AnnaLynne McCord owns her half of the screen as (very) troubled teen Pauline, while former porn star turned darn good actress Traci Lords stakes a claim on the other half as Pauline's manipulative, overbearing, and intensely anal mother Phyllis.  Mom's desperate attempts to turn Pauline into a "normal" daughter and Pauline's increasingly crazed rejection of such normalcy supplies EXCISION with most of its domestic drama and off-kilter humor.

Dad (Roger Bart) isn't much help, since Phyllis has henpecked the poor slob into total wussitude, and little sister Grace (Ariel Winter) has her own problems--while happy to be the Little Miss Perfect that Phyllis yearns for, she suffers from cystic fibrosis.  Her painful plight spurs Pauline into a hopelessly unrealistic desire to become a doctor, which is further intensified by her fervent obsession with blood. 

Blood, in fact, is a major motif from the start as the film begins smack dab in the middle of one of Pauline's gore-drenched, necrophilia-based dreams in which her sick psyche is allowed to run free.  Writer-director Richard Bates, Jr. contrasts the pseudo-normal look of Pauline's home life, which is shot much like a standard family TV series, with her dreams' flamboyantly grotesque and perverse images of necrophilic love, graphic abortion, and the sort of horrific surgical procedures that Pauline finds morbidly fascinating. 

Bates pays tribute to David Lynch both in these surreal scenes and in the casting of "Twin Peaks" alumnus Ray Wise as Pauline's school principal.  He also gives us another artistic influence, John Waters (PINK FLAMINGOS, HAIRSPRAY), in a small but funny role as the nonplussed priest to whom Phyllis takes Pauline in lieu of an expensive psychiatrist, an arrangement which does neither of them any good. 

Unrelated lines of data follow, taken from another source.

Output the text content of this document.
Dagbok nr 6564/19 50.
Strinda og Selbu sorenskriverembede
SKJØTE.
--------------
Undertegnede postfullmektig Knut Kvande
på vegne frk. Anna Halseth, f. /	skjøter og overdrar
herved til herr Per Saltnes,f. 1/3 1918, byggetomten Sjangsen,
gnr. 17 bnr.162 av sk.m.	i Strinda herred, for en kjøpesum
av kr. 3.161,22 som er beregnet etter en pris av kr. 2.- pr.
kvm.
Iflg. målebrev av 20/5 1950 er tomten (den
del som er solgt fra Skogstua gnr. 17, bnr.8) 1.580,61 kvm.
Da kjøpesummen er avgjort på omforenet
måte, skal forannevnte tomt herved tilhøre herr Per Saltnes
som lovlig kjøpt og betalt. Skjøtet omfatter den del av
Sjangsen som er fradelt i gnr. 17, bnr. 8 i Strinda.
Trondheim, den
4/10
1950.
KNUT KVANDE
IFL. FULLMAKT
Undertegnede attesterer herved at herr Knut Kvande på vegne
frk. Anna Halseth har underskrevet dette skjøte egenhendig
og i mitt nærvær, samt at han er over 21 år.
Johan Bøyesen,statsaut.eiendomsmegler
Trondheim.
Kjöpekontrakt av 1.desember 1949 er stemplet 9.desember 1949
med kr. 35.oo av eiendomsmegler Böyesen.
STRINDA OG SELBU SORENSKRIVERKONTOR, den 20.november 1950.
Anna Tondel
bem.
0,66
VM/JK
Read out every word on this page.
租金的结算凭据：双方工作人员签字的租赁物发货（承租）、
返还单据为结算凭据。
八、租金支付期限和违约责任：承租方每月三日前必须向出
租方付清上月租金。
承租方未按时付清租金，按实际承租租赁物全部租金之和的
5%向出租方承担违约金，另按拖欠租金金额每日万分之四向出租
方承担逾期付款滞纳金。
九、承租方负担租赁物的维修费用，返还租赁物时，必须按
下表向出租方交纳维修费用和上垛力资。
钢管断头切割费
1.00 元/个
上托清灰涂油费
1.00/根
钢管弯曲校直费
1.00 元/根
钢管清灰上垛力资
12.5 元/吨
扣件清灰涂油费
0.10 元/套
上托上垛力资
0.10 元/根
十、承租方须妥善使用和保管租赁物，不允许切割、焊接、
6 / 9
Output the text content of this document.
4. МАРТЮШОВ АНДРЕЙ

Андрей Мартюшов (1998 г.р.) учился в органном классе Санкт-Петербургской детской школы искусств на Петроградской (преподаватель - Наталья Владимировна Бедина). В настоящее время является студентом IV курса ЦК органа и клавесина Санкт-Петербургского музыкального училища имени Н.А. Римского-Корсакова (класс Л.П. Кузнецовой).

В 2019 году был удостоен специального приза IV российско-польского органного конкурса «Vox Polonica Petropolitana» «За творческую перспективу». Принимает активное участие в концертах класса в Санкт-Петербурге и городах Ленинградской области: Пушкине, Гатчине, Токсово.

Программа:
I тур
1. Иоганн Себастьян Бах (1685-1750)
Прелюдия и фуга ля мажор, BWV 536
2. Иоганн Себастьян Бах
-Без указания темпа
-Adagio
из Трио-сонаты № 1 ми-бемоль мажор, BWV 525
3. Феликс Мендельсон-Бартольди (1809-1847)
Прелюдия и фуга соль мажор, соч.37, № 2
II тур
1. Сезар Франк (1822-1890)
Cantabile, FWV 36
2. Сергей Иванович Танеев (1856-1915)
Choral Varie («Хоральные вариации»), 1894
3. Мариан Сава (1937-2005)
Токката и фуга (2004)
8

More interesting casting comes in the form of Marlee Matlin and Malcolm McDowell, both bringing nice comic touches to their brief roles, and FRAILTY's Jeremy Sumpter as the unfortunate boy to whom Pauline offers her virginity in what becomes a nightmarish consummation of her twisted sexual fantasies.  Another demented setpiece--one of several--is the cotillion Phyllis pushes Pauline into attending, which turns out to be filled with boys and girls much younger than she who are woefully unprepared for an encounter with her. 

The relationship between Pauline and Phyllis becomes more volatile as the girl's behavior grows increasingly erratic and abnormal, finally reaching an advanced "acting out" stage which pushes the film firmly into horror territory.  At times, AnnaLynne McCord even begins to resemble the undead title character in DEADGIRL with her bad skin, cunning glare, and intense facial expressions.  What happens during the film's final minutes is both tragic and mortifying, with a fadeout that leaves the dazed viewer with but one pressing question: "WTF?"

The DVD from Anchor Bay is in 2.40:1 anamorphic widescreen with Dolby 5.1 sound and subtitles in English and Spanish.  The sole bonus feature is an enthusiastic commentary track with director Bates and star McCord.

It's pleasantly surprising to find that Traci Lords is a fine actress after all, and that first-time director Richard Bates, Jr. has managed to concoct such an impressive and darkly fun debut film.  But that's about all that's "pleasant" about EXCISION.  Mainly it's an intoxicating, disorienting descent into one psycho-teen's madness and perversion, and what happens when you take someone like that to see John Waters instead of a qualified psychiatrist.